Influence of Cholesterol on Phospholipid Bilayer Dynamics

Abstract

Surrounding every living cell is a membrane comprised of an assortment of lipids, cholesterol, and proteins. Bilayers are dynamic systems with phospholipid and cholesterol molecules diffusing within a leaflet and occasionally flipping between leaflets. In biological systems, bilayers can exist in two phases; liquid ordered or liquid disordered. Molecular dynamics (MD) simulations give windows of insight into the biophysical properties of these bilayers. In this study, the effects of cholesterol on lipid bilayers are investigated by examining a variety of phospholipid head groups, cholesterol concentrations, chain saturations, and chain lengths. Two fatty acid chains, dimyristoyl (DM) and dioleoyl (DO), were used in our initial simulations with a phosphatidylcholine head group.

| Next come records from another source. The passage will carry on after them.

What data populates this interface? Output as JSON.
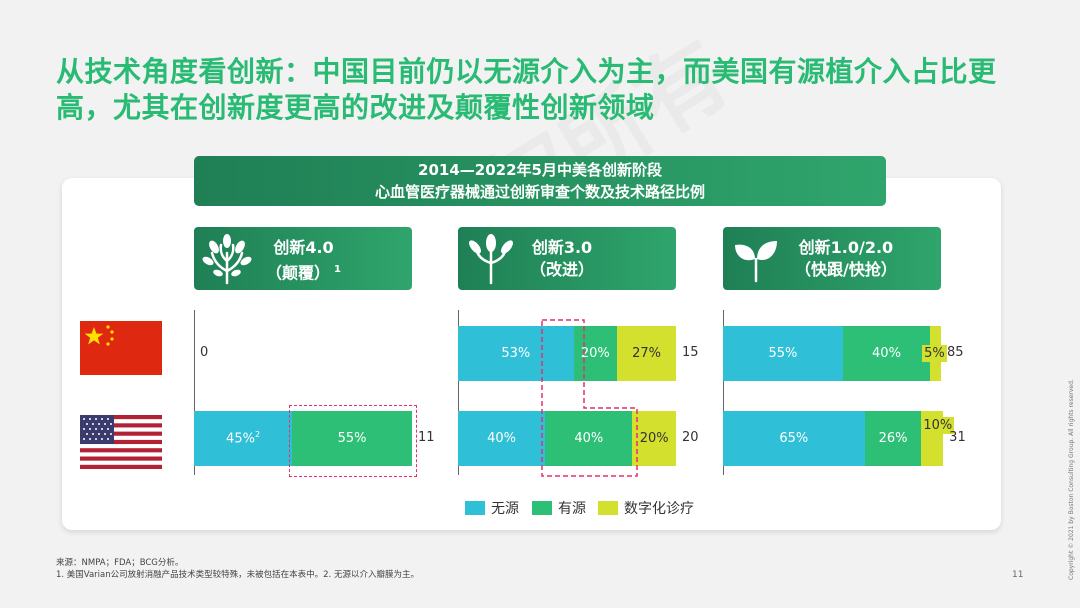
{
  "title": "从技术角度看创新：中国目前仍以无源介入为主，而美国有源植介入占比更高，尤其在创新度更高的改进及颠覆性创新领域",
  "banner": {
    "line1": "2014—2022年5月中美各创新阶段",
    "line2": "心血管医疗器械通过创新审查个数及技术路径比例"
  },
  "colors": {
    "passive": "#2fbfd6",
    "active": "#2cbf75",
    "digital": "#d4e02e",
    "title": "#29ba74",
    "highlight": "#e0316e"
  },
  "chart_data": {
    "type": "bar",
    "stacked": true,
    "orientation": "horizontal",
    "series_names": [
      "无源",
      "有源",
      "数字化诊疗"
    ],
    "groups": [
      {
        "header_line1": "创新4.0",
        "header_line2": "（颠覆）",
        "header_sup": "1",
        "icon": "tree-icon",
        "rows": [
          {
            "country": "China",
            "total": "0",
            "segments": []
          },
          {
            "country": "USA",
            "total": "11",
            "segments": [
              {
                "series": "无源",
                "value": 45,
                "label": "45%",
                "sup": "2"
              },
              {
                "series": "有源",
                "value": 55,
                "label": "55%"
              }
            ]
          }
        ]
      },
      {
        "header_line1": "创新3.0",
        "header_line2": "（改进）",
        "header_sup": "",
        "icon": "sprout-icon",
        "rows": [
          {
            "country": "China",
            "total": "15",
            "segments": [
              {
                "series": "无源",
                "value": 53,
                "label": "53%"
              },
              {
                "series": "有源",
                "value": 20,
                "label": "20%"
              },
              {
                "series": "数字化诊疗",
                "value": 27,
                "label": "27%"
              }
            ]
          },
          {
            "country": "USA",
            "total": "20",
            "segments": [
              {
                "series": "无源",
                "value": 40,
                "label": "40%"
              },
              {
                "series": "有源",
                "value": 40,
                "label": "40%"
              },
              {
                "series": "数字化诊疗",
                "value": 20,
                "label": "20%"
              }
            ]
          }
        ]
      },
      {
        "header_line1": "创新1.0/2.0",
        "header_line2": "（快跟/快抢）",
        "header_sup": "",
        "icon": "leaf-icon",
        "rows": [
          {
            "country": "China",
            "total": "85",
            "segments": [
              {
                "series": "无源",
                "value": 55,
                "label": "55%"
              },
              {
                "series": "有源",
                "value": 40,
                "label": "40%"
              },
              {
                "series": "数字化诊疗",
                "value": 5,
                "label": "5%"
              }
            ]
          },
          {
            "country": "USA",
            "total": "31",
            "segments": [
              {
                "series": "无源",
                "value": 65,
                "label": "65%"
              },
              {
                "series": "有源",
                "value": 26,
                "label": "26%"
              },
              {
                "series": "数字化诊疗",
                "value": 10,
                "label": "10%"
              }
            ]
          }
        ]
      }
    ]
  },
  "notes": {
    "source": "来源：NMPA；FDA；BCG分析。",
    "footnote": "1. 美国Varian公司放射消融产品技术类型较特殊，未被包括在本表中。2. 无源以介入瓣膜为主。"
  },
  "page_number": "11",
  "copyright": "Copyright © 2021 by Boston Consulting Group. All rights reserved.",
  "watermark": "BCG版权所有"
}
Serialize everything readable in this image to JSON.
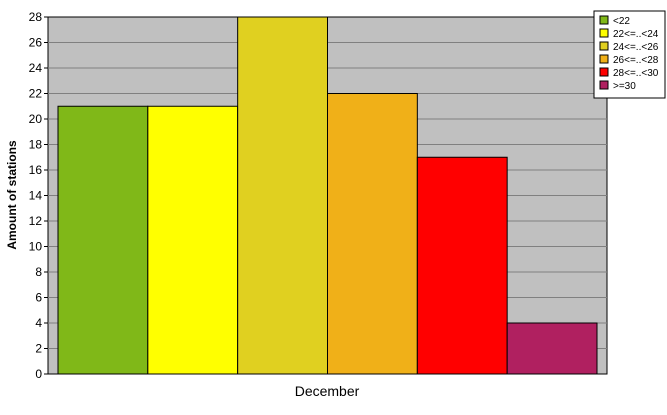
{
  "chart_data": {
    "type": "bar",
    "xlabel": "",
    "ylabel": "Amount of stations",
    "categories": [
      "December"
    ],
    "series": [
      {
        "name": "<22",
        "values": [
          21
        ],
        "color": "#80b818"
      },
      {
        "name": "22<=..<24",
        "values": [
          21
        ],
        "color": "#ffff00"
      },
      {
        "name": "24<=..<26",
        "values": [
          28
        ],
        "color": "#e0d020"
      },
      {
        "name": "26<=..<28",
        "values": [
          22
        ],
        "color": "#f0b018"
      },
      {
        "name": "28<=..<30",
        "values": [
          17
        ],
        "color": "#ff0000"
      },
      {
        "name": ">=30",
        "values": [
          4
        ],
        "color": "#b02060"
      }
    ],
    "ylim": [
      0,
      28
    ],
    "yticks": [
      "0",
      "2",
      "4",
      "6",
      "8",
      "10",
      "12",
      "14",
      "16",
      "18",
      "20",
      "22",
      "24",
      "26",
      "28"
    ],
    "grid": true,
    "legend": "top-right",
    "plot_background": "#c0c0c0"
  }
}
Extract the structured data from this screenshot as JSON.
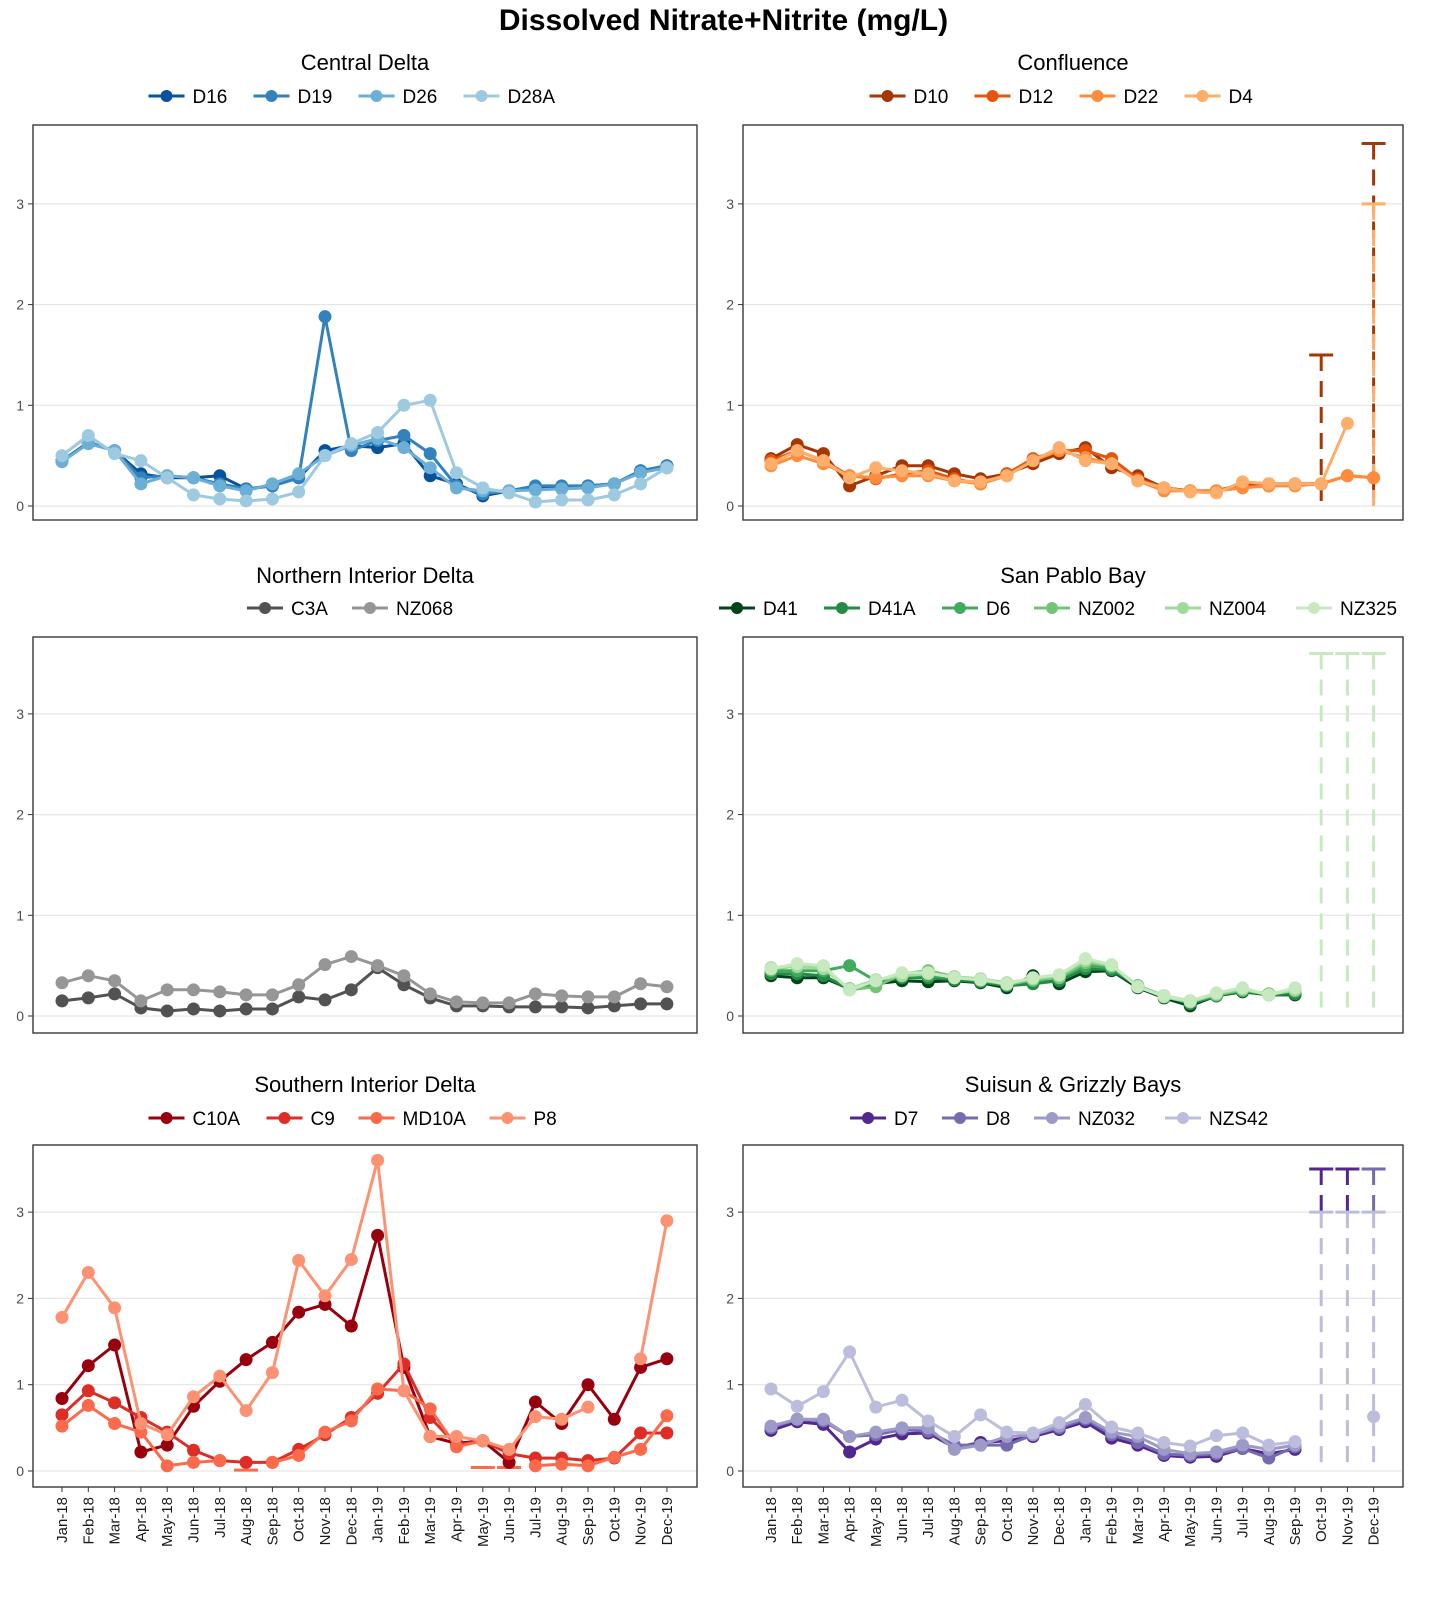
{
  "title": "Dissolved Nitrate+Nitrite (mg/L)",
  "months": [
    "Jan-18",
    "Feb-18",
    "Mar-18",
    "Apr-18",
    "May-18",
    "Jun-18",
    "Jul-18",
    "Aug-18",
    "Sep-18",
    "Oct-18",
    "Nov-18",
    "Dec-18",
    "Jan-19",
    "Feb-19",
    "Mar-19",
    "Apr-19",
    "May-19",
    "Jun-19",
    "Jul-19",
    "Aug-19",
    "Sep-19",
    "Oct-19",
    "Nov-19",
    "Dec-19"
  ],
  "chart_data": [
    {
      "type": "line",
      "title": "Central Delta",
      "ylim": [
        0,
        3.6
      ],
      "yticks": [
        0,
        1,
        2,
        3
      ],
      "grid": true,
      "legend": "top",
      "series": [
        {
          "name": "D16",
          "color": "#08519c",
          "values": [
            0.45,
            0.63,
            0.55,
            0.32,
            0.28,
            0.28,
            0.3,
            0.17,
            0.2,
            0.28,
            0.55,
            0.6,
            0.58,
            0.62,
            0.3,
            0.22,
            0.1,
            0.15,
            0.18,
            0.18,
            0.2,
            0.22,
            0.35,
            0.4
          ]
        },
        {
          "name": "D19",
          "color": "#3182bd",
          "values": [
            0.45,
            0.62,
            0.55,
            0.28,
            0.3,
            0.28,
            0.22,
            0.17,
            0.2,
            0.28,
            1.88,
            0.55,
            0.65,
            0.7,
            0.52,
            0.2,
            0.12,
            0.15,
            0.2,
            0.2,
            0.2,
            0.22,
            0.35,
            0.4
          ]
        },
        {
          "name": "D26",
          "color": "#6baed6",
          "values": [
            0.44,
            0.62,
            0.55,
            0.22,
            0.3,
            0.28,
            0.2,
            0.15,
            0.22,
            0.32,
            0.5,
            0.6,
            0.67,
            0.58,
            0.38,
            0.18,
            0.15,
            0.15,
            0.16,
            0.17,
            0.18,
            0.22,
            0.33,
            0.38
          ]
        },
        {
          "name": "D28A",
          "color": "#9ecae1",
          "values": [
            0.5,
            0.7,
            0.52,
            0.45,
            0.28,
            0.11,
            0.07,
            0.05,
            0.07,
            0.14,
            0.5,
            0.62,
            0.73,
            1.0,
            1.05,
            0.33,
            0.18,
            0.13,
            0.04,
            0.06,
            0.06,
            0.11,
            0.22,
            0.38
          ]
        }
      ]
    },
    {
      "type": "line",
      "title": "Confluence",
      "ylim": [
        0,
        3.6
      ],
      "yticks": [
        0,
        1,
        2,
        3
      ],
      "grid": true,
      "legend": "top",
      "series": [
        {
          "name": "D10",
          "color": "#a63603",
          "values": [
            0.47,
            0.61,
            0.52,
            0.2,
            0.3,
            0.4,
            0.4,
            0.32,
            0.27,
            0.32,
            0.42,
            0.52,
            0.58,
            0.38,
            0.3,
            0.18,
            0.15,
            0.15,
            0.22,
            0.22,
            0.22,
            0.22,
            null,
            null
          ]
        },
        {
          "name": "D12",
          "color": "#e6550d",
          "values": [
            0.45,
            0.55,
            0.45,
            0.3,
            0.27,
            0.32,
            0.35,
            0.27,
            0.22,
            0.32,
            0.47,
            0.55,
            0.55,
            0.47,
            0.27,
            0.18,
            0.15,
            0.15,
            0.2,
            0.2,
            0.22,
            0.22,
            0.3,
            0.28
          ]
        },
        {
          "name": "D22",
          "color": "#fd8d3c",
          "values": [
            0.4,
            0.5,
            0.42,
            0.3,
            0.28,
            0.3,
            0.3,
            0.25,
            0.22,
            0.3,
            0.45,
            0.55,
            0.48,
            0.42,
            0.25,
            0.15,
            0.15,
            0.15,
            0.18,
            0.2,
            0.2,
            0.22,
            0.3,
            0.28
          ]
        },
        {
          "name": "D4",
          "color": "#fdae6b",
          "values": [
            0.42,
            0.55,
            0.45,
            0.28,
            0.38,
            0.35,
            0.32,
            0.25,
            0.24,
            0.3,
            0.45,
            0.58,
            0.45,
            0.42,
            0.25,
            0.18,
            0.14,
            0.13,
            0.24,
            0.22,
            0.22,
            0.22,
            0.82,
            null
          ]
        }
      ],
      "ranges": [
        {
          "series": "D10",
          "month": "Oct-19",
          "low": 0,
          "high": 1.5
        },
        {
          "series": "D10",
          "month": "Dec-19",
          "low": 0,
          "high": 3.6
        },
        {
          "series": "D4",
          "month": "Dec-19",
          "low": 0,
          "high": 3.0
        }
      ]
    },
    {
      "type": "line",
      "title": "Northern Interior Delta",
      "ylim": [
        0,
        3.6
      ],
      "yticks": [
        0,
        1,
        2,
        3
      ],
      "grid": true,
      "legend": "top",
      "series": [
        {
          "name": "C3A",
          "color": "#525252",
          "values": [
            0.15,
            0.18,
            0.22,
            0.08,
            0.05,
            0.07,
            0.05,
            0.07,
            0.07,
            0.19,
            0.16,
            0.26,
            0.48,
            0.31,
            0.18,
            0.1,
            0.1,
            0.09,
            0.09,
            0.09,
            0.08,
            0.1,
            0.12,
            0.12
          ]
        },
        {
          "name": "NZ068",
          "color": "#969696",
          "values": [
            0.33,
            0.4,
            0.35,
            0.15,
            0.26,
            0.26,
            0.24,
            0.21,
            0.21,
            0.31,
            0.51,
            0.59,
            0.5,
            0.4,
            0.22,
            0.14,
            0.13,
            0.13,
            0.22,
            0.2,
            0.19,
            0.19,
            0.32,
            0.29
          ]
        }
      ]
    },
    {
      "type": "line",
      "title": "San Pablo Bay",
      "ylim": [
        0,
        3.6
      ],
      "yticks": [
        0,
        1,
        2,
        3
      ],
      "grid": true,
      "legend": "top",
      "series": [
        {
          "name": "D41",
          "color": "#00441b",
          "values": [
            0.4,
            0.38,
            0.38,
            0.27,
            0.32,
            0.35,
            0.34,
            0.35,
            0.33,
            0.28,
            0.4,
            0.32,
            0.44,
            0.45,
            0.28,
            0.18,
            0.1,
            0.2,
            0.24,
            0.21,
            0.21,
            null,
            null,
            null
          ]
        },
        {
          "name": "D41A",
          "color": "#238b45",
          "values": [
            0.42,
            0.42,
            0.4,
            0.27,
            0.33,
            0.38,
            0.38,
            0.36,
            0.34,
            0.3,
            0.32,
            0.35,
            0.47,
            0.46,
            0.3,
            0.2,
            0.12,
            0.2,
            0.25,
            0.21,
            0.22,
            null,
            null,
            null
          ]
        },
        {
          "name": "D6",
          "color": "#41ab5d",
          "values": [
            0.45,
            0.45,
            0.45,
            0.5,
            0.35,
            0.4,
            0.4,
            0.38,
            0.35,
            0.32,
            0.35,
            0.38,
            0.5,
            0.48,
            0.3,
            0.2,
            0.15,
            0.22,
            0.25,
            0.22,
            0.25,
            null,
            null,
            null
          ]
        },
        {
          "name": "NZ002",
          "color": "#74c476",
          "values": [
            0.46,
            0.5,
            0.48,
            0.26,
            0.29,
            0.42,
            0.45,
            0.39,
            0.36,
            0.31,
            0.36,
            0.38,
            0.53,
            0.5,
            0.3,
            0.19,
            0.14,
            0.21,
            0.26,
            0.22,
            0.25,
            null,
            null,
            null
          ]
        },
        {
          "name": "NZ004",
          "color": "#a1d99b",
          "values": [
            0.48,
            0.49,
            0.47,
            0.27,
            0.36,
            0.4,
            0.42,
            0.39,
            0.37,
            0.33,
            0.37,
            0.4,
            0.55,
            0.5,
            0.29,
            0.19,
            0.14,
            0.22,
            0.27,
            0.21,
            0.26,
            null,
            null,
            null
          ]
        },
        {
          "name": "NZ325",
          "color": "#c7e9c0",
          "values": [
            0.47,
            0.52,
            0.5,
            0.26,
            0.35,
            0.43,
            0.43,
            0.38,
            0.36,
            0.32,
            0.38,
            0.41,
            0.57,
            0.51,
            0.29,
            0.2,
            0.15,
            0.23,
            0.28,
            0.21,
            0.28,
            null,
            null,
            null
          ]
        }
      ],
      "ranges": [
        {
          "series": "NZ325",
          "month": "Oct-19",
          "low": 0,
          "high": 3.6
        },
        {
          "series": "NZ325",
          "month": "Nov-19",
          "low": 0,
          "high": 3.6
        },
        {
          "series": "NZ325",
          "month": "Dec-19",
          "low": 0,
          "high": 3.6
        }
      ]
    },
    {
      "type": "line",
      "title": "Southern Interior Delta",
      "ylim": [
        0,
        3.8
      ],
      "yticks": [
        0,
        1,
        2,
        3
      ],
      "grid": true,
      "legend": "top",
      "series": [
        {
          "name": "C10A",
          "color": "#99000d",
          "values": [
            0.84,
            1.22,
            1.46,
            0.22,
            0.3,
            0.75,
            1.04,
            1.29,
            1.49,
            1.84,
            1.93,
            1.68,
            2.73,
            1.2,
            0.4,
            0.32,
            0.35,
            0.1,
            0.8,
            0.55,
            1.0,
            0.6,
            1.2,
            1.3
          ]
        },
        {
          "name": "C9",
          "color": "#de2d26",
          "values": [
            0.65,
            0.93,
            0.79,
            0.62,
            0.45,
            0.24,
            0.12,
            0.1,
            0.1,
            0.25,
            0.42,
            0.62,
            0.9,
            1.24,
            0.62,
            0.3,
            0.35,
            0.2,
            0.15,
            0.15,
            0.12,
            0.15,
            0.44,
            0.44
          ]
        },
        {
          "name": "MD10A",
          "color": "#fb6a4a",
          "values": [
            0.52,
            0.76,
            0.55,
            0.45,
            0.06,
            0.1,
            0.12,
            null,
            0.1,
            0.18,
            0.45,
            0.58,
            0.95,
            0.93,
            0.72,
            0.28,
            0.35,
            null,
            0.06,
            0.08,
            0.06,
            0.16,
            0.25,
            0.64
          ]
        },
        {
          "name": "P8",
          "color": "#fc9272",
          "values": [
            1.78,
            2.3,
            1.89,
            0.55,
            0.42,
            0.86,
            1.1,
            0.7,
            1.14,
            2.44,
            2.03,
            2.45,
            3.6,
            0.93,
            0.4,
            0.4,
            0.35,
            0.25,
            0.63,
            0.6,
            0.74,
            null,
            1.3,
            2.9
          ]
        }
      ],
      "ranges": [
        {
          "series": "MD10A",
          "month": "Aug-18",
          "low": 0,
          "high": 0.01
        },
        {
          "series": "MD10A",
          "month": "May-19",
          "low": 0.03,
          "high": 0.04
        },
        {
          "series": "MD10A",
          "month": "Jun-19",
          "low": 0.03,
          "high": 0.04
        }
      ]
    },
    {
      "type": "line",
      "title": "Suisun & Grizzly Bays",
      "ylim": [
        0,
        3.8
      ],
      "yticks": [
        0,
        1,
        2,
        3
      ],
      "grid": true,
      "legend": "top",
      "series": [
        {
          "name": "D7",
          "color": "#54278f",
          "values": [
            0.47,
            0.57,
            0.54,
            0.22,
            0.37,
            0.43,
            0.44,
            0.27,
            0.33,
            0.35,
            0.4,
            0.48,
            0.57,
            0.38,
            0.3,
            0.18,
            0.16,
            0.17,
            0.26,
            0.2,
            0.25,
            null,
            null,
            null
          ]
        },
        {
          "name": "D8",
          "color": "#756bb1",
          "values": [
            0.5,
            0.6,
            0.58,
            0.4,
            0.42,
            0.48,
            0.46,
            0.3,
            0.3,
            0.3,
            0.42,
            0.5,
            0.6,
            0.42,
            0.33,
            0.2,
            0.18,
            0.2,
            0.26,
            0.15,
            0.28,
            null,
            null,
            null
          ]
        },
        {
          "name": "NZ032",
          "color": "#9e9ac8",
          "values": [
            0.52,
            0.6,
            0.6,
            0.4,
            0.45,
            0.5,
            0.5,
            0.25,
            0.3,
            0.4,
            0.42,
            0.52,
            0.62,
            0.45,
            0.4,
            0.25,
            0.2,
            0.22,
            0.3,
            0.25,
            0.3,
            null,
            null,
            null
          ]
        },
        {
          "name": "NZS42",
          "color": "#bcbddc",
          "values": [
            0.95,
            0.75,
            0.92,
            1.38,
            0.74,
            0.82,
            0.58,
            0.4,
            0.65,
            0.45,
            0.44,
            0.56,
            0.77,
            0.51,
            0.44,
            0.33,
            0.29,
            0.41,
            0.44,
            0.3,
            0.34,
            null,
            null,
            0.63
          ]
        }
      ],
      "ranges": [
        {
          "series": "D7",
          "month": "Oct-19",
          "low": 3.0,
          "high": 3.5
        },
        {
          "series": "D7",
          "month": "Nov-19",
          "low": 3.0,
          "high": 3.5
        },
        {
          "series": "D8",
          "month": "Dec-19",
          "low": 3.0,
          "high": 3.5
        },
        {
          "series": "NZS42",
          "month": "Oct-19",
          "low": 0,
          "high": 3.0
        },
        {
          "series": "NZS42",
          "month": "Nov-19",
          "low": 0,
          "high": 3.0
        },
        {
          "series": "NZS42",
          "month": "Dec-19",
          "low": 0,
          "high": 3.0
        }
      ]
    }
  ]
}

The DM chain was then studied with several other phospholipid head groups including phosphatidic acid, phosphatidylethanolamine, phosphatidylglycerol, phosphatidylinositol and phosphatidylserine. In order to ensure that the MD simulations are physically accurate, the systems were checked at different simulation sizes as well as compared to earlier simulations, X-ray diffraction experiments, and NMR data. Simulations between 50 and 150ns at temperatures of either 303.15 or 333.15K elucidated the lipid ordering and phase behavior of these lipids in liquid disordered and liquid ordered phases. Increases in cholesterol concentration were seen to increase order in liquid disordered bilayers while simultaneously promoting disorder in bilayers which form gels in pure bilayers at temperatures of 303.15K.